Thirty years ago, the first Accord rolled off the line at Honda's Marysville, Ohio, plant, the first car a Japanese automaker assembled in the U.S., changing the competitive landscape of American automaking forever.
From an underdog carmaker known in Japan as a cadre of engine geeks, Honda established a trust with young American consumers not unlike the way today's Millennial generation flocks to Apple stores. "They were seen as dirty-fingernailed motorcycle mechanics and got no respect in Japan," said Dave Cole, chairman emeritus of the Center for Automotive Research. "So they decided to grow elsewhere to become a strong international company."
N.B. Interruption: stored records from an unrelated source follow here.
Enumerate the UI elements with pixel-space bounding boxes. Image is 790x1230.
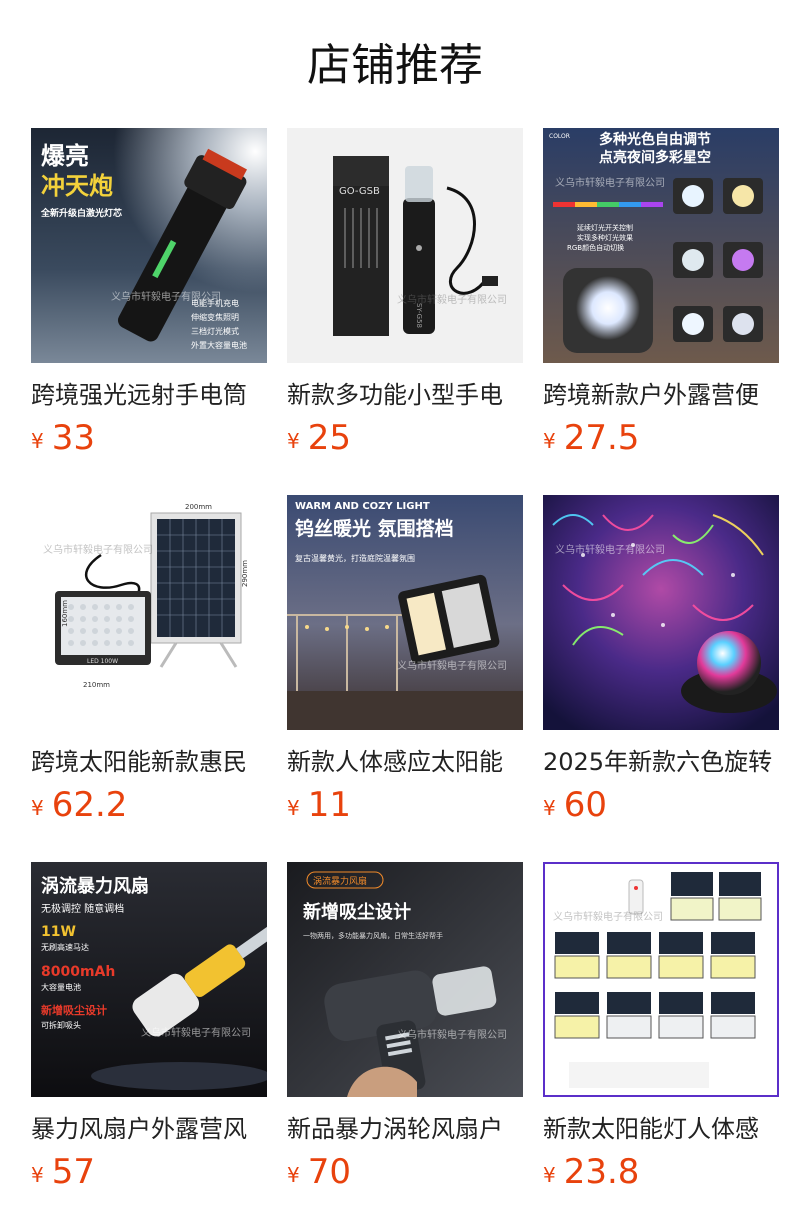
spec-1-note: 无刷高速马达 (41, 942, 89, 952)
note-1: 延续灯光开关控制 (577, 223, 633, 232)
product-card[interactable]: 义乌市轩毅电子有限公司 新款太阳能灯人体感 ¥23.8 (543, 862, 779, 1192)
watermark: 义乌市轩毅电子有限公司 (555, 176, 665, 189)
watermark: 义乌市轩毅电子有限公司 (141, 1026, 251, 1039)
spec-2-note: 大容量电池 (41, 982, 81, 992)
product-name[interactable]: 跨境新款户外露营便 (543, 378, 779, 412)
image-headline-en: WARM AND COZY LIGHT (295, 501, 430, 512)
feature-2: 伸缩变焦照明 (191, 312, 239, 322)
note-2: 实现多种灯光效果 (577, 233, 633, 242)
currency-symbol: ¥ (31, 429, 44, 453)
product-name[interactable]: 2025年新款六色旋转 (543, 745, 779, 779)
spec-3-note: 可拆卸吸头 (41, 1020, 81, 1030)
watermark: 义乌市轩毅电子有限公司 (397, 659, 507, 672)
watermark: 义乌市轩毅电子有限公司 (43, 543, 153, 556)
note-3: RGB颜色自动切换 (567, 243, 624, 252)
product-name[interactable]: 新款人体感应太阳能 (287, 745, 523, 779)
product-name[interactable]: 暴力风扇户外露营风 (31, 1112, 267, 1146)
small-label: COLOR (549, 133, 570, 140)
product-price: ¥70 (287, 1152, 351, 1192)
image-headline-1: 涡流暴力风扇 (41, 875, 149, 897)
box-label: GO-GSB (339, 186, 380, 197)
image-headline-2: 点亮夜间多彩星空 (599, 149, 711, 166)
product-price: ¥57 (31, 1152, 95, 1192)
feature-3: 三档灯光模式 (191, 326, 239, 336)
watermark: 义乌市轩毅电子有限公司 (397, 1028, 507, 1041)
price-value: 27.5 (563, 418, 640, 458)
price-value: 57 (51, 1152, 95, 1192)
spec-1: 11W (41, 924, 76, 940)
image-headline-1: 钨丝暖光 氛围搭档 (295, 517, 454, 540)
product-price: ¥11 (287, 785, 351, 825)
dim-top: 200mm (185, 503, 212, 511)
currency-symbol: ¥ (287, 429, 300, 453)
product-image[interactable]: 涡流暴力风扇 无极调控 随意调档 11W 无刷高速马达 8000mAh 大容量电… (31, 862, 267, 1097)
price-value: 60 (563, 785, 607, 825)
product-card[interactable]: 涡流暴力风扇 新增吸尘设计 一物两用，多功能暴力风扇，日常生活好帮手 义乌市轩毅… (287, 862, 523, 1192)
product-image[interactable]: 涡流暴力风扇 新增吸尘设计 一物两用，多功能暴力风扇，日常生活好帮手 义乌市轩毅… (287, 862, 523, 1097)
currency-symbol: ¥ (31, 1163, 44, 1187)
price-value: 11 (307, 785, 351, 825)
product-card[interactable]: 爆亮 冲天炮 全新升级白激光灯芯 电能手机充电 伸缩变焦照明 三档灯光模式 外置… (31, 128, 267, 458)
watermark: 义乌市轩毅电子有限公司 (555, 543, 665, 556)
price-value: 25 (307, 418, 351, 458)
currency-symbol: ¥ (543, 429, 556, 453)
watermark: 义乌市轩毅电子有限公司 (553, 910, 663, 923)
image-headline-1: 新增吸尘设计 (303, 901, 411, 923)
product-card[interactable]: 涡流暴力风扇 无极调控 随意调档 11W 无刷高速马达 8000mAh 大容量电… (31, 862, 267, 1192)
watermark: 义乌市轩毅电子有限公司 (397, 293, 507, 306)
product-image[interactable]: 义乌市轩毅电子有限公司 (543, 862, 779, 1097)
product-name[interactable]: 新款多功能小型手电 (287, 378, 523, 412)
image-headline-1: 爆亮 (41, 142, 89, 170)
spec-3: 新增吸尘设计 (41, 1003, 107, 1017)
product-card[interactable]: WARM AND COZY LIGHT 钨丝暖光 氛围搭档 复古温馨黄光，打造庭… (287, 495, 523, 825)
dim-right: 290mm (241, 560, 249, 587)
product-price: ¥33 (31, 418, 95, 458)
product-grid: 爆亮 冲天炮 全新升级白激光灯芯 电能手机充电 伸缩变焦照明 三档灯光模式 外置… (31, 128, 790, 1230)
product-card[interactable]: GO-GSB SY-G58 义乌市轩毅电子有限公司 新款多功能小型手电 ¥25 (287, 128, 523, 458)
product-image[interactable]: GO-GSB SY-G58 义乌市轩毅电子有限公司 (287, 128, 523, 363)
dim-bottom: 210mm (83, 681, 110, 689)
currency-symbol: ¥ (31, 796, 44, 820)
lamp-label: LED 100W (87, 658, 118, 665)
product-price: ¥27.5 (543, 418, 639, 458)
image-subline: 全新升级白激光灯芯 (40, 207, 122, 219)
recommend-page: 店铺推荐 爆亮 冲天炮 全新升级白激光灯芯 电能手机充电 伸缩变焦照明 三档灯光… (0, 0, 790, 1230)
product-name[interactable]: 新款太阳能灯人体感 (543, 1112, 779, 1146)
body-label: SY-G58 (415, 303, 423, 328)
image-subline: 一物两用，多功能暴力风扇，日常生活好帮手 (303, 931, 443, 940)
product-image[interactable]: WARM AND COZY LIGHT 钨丝暖光 氛围搭档 复古温馨黄光，打造庭… (287, 495, 523, 730)
currency-symbol: ¥ (287, 796, 300, 820)
section-title: 店铺推荐 (307, 40, 483, 91)
product-price: ¥60 (543, 785, 607, 825)
price-value: 70 (307, 1152, 351, 1192)
feature-4: 外置大容量电池 (191, 340, 247, 350)
product-name[interactable]: 跨境太阳能新款惠民 (31, 745, 267, 779)
product-image[interactable]: 爆亮 冲天炮 全新升级白激光灯芯 电能手机充电 伸缩变焦照明 三档灯光模式 外置… (31, 128, 267, 363)
image-subline: 复古温馨黄光，打造庭院温馨氛围 (295, 553, 415, 563)
product-price: ¥23.8 (543, 1152, 639, 1192)
product-card[interactable]: COLOR 多种光色自由调节 点亮夜间多彩星空 延续灯光开关控制 实现多种灯光效… (543, 128, 779, 458)
product-card[interactable]: 义乌市轩毅电子有限公司 2025年新款六色旋转 ¥60 (543, 495, 779, 825)
price-value: 62.2 (51, 785, 128, 825)
product-image[interactable]: 义乌市轩毅电子有限公司 (543, 495, 779, 730)
dim-left: 160mm (61, 600, 69, 627)
image-tag: 涡流暴力风扇 (313, 875, 367, 887)
product-name[interactable]: 新品暴力涡轮风扇户 (287, 1112, 523, 1146)
image-headline-2: 冲天炮 (41, 172, 113, 200)
product-card[interactable]: 200mm 290mm LED 100W 160mm 210mm 义乌市轩毅电子… (31, 495, 267, 825)
product-name[interactable]: 跨境强光远射手电筒 (31, 378, 267, 412)
product-price: ¥62.2 (31, 785, 127, 825)
product-image[interactable]: COLOR 多种光色自由调节 点亮夜间多彩星空 延续灯光开关控制 实现多种灯光效… (543, 128, 779, 363)
currency-symbol: ¥ (543, 796, 556, 820)
image-sub-1: 无极调控 随意调档 (41, 902, 124, 915)
watermark: 义乌市轩毅电子有限公司 (111, 290, 221, 303)
price-value: 33 (51, 418, 95, 458)
currency-symbol: ¥ (543, 1163, 556, 1187)
product-image[interactable]: 200mm 290mm LED 100W 160mm 210mm 义乌市轩毅电子… (31, 495, 267, 730)
currency-symbol: ¥ (287, 1163, 300, 1187)
image-headline-1: 多种光色自由调节 (599, 131, 711, 148)
product-price: ¥25 (287, 418, 351, 458)
spec-2: 8000mAh (41, 964, 115, 980)
price-value: 23.8 (563, 1152, 640, 1192)
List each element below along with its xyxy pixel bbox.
Since those early industrial seedlings nurtured in what used to be Ohio cornfields, Honda's North American manufacturing network now spans seven auto plants in the U.S., Canada and Mexico with more under construction, in addition to its motorcycle and power equipment operations.
Honda has invested $12.3 billion in the U.S. -- $8 billion in Ohio -- employs more than 26,000 Americans and has never laid off a worker. Workers were retained and paid for months when Ohio plants cut production following the tsunami in Japan.
The original silver-gray 1983 Accord that rolled off the line Nov. 1, 1982, with a blue and white Ohio license plate "USA 001" is on display at the Henry Ford museum in Dearborn.
Though its world headquarters remains in Japan, Honda makes and sells more cars in North America than in any other continent. The seven plants can produce 1.63 million vehicles a year now and will boost annual capacity to 1.92 million vehicles when a new$800-million plant in Celaya, Mexico, starts production in 2014.
"It has had the most profound effect on the industry," said Michael Robinet, managing director of IHS Automotive Consulting in Northville. It wasn't just the introduction of Japanese culture, but philosophies and practices that helped establish new benchmarks for engineering, manufacturing and quality.
The competition made everyone's cars better.
"Honda showed a Japanese company could go into the American heartland and establish a non-union facility with unique and foreign work practices and suppliers and be successful and continue to expand over a quarter century," Robinet said.
Amid tremendous skepticism, "they showed American workers could build vehicles as well as other countries," he said. Workers were recruited primarily from rural communities, where many applicants tended to their farms before or after clocking out from the factory.
Honda will invest another $2 billion by 2014 in the U.S., Canada and Mexico and the roughly 900 engineers at Honda R&D Americas in Ohio are charged with developing global vehicles such as the next-generation Civic for 2016 and a new NSX sports car.
But the company's resolution to do everything itself when others outsource and form partnerships has raised questions about whether the strategy will continue to be a winning one.
Recently industry observers have attacked Honda's styling, which has never been particularly daring, as too bland. The new Civic is getting a hasty redesign.
Honda's three-decade journey began with former Ohio Gov. James Rhodes and Honda founder Soichiro Honda. Rhodes convinced Honda-san to start making motorcycles in Marysville in 1979. That led to a $3.9-billion investment and the car assembly plant that launched three years later.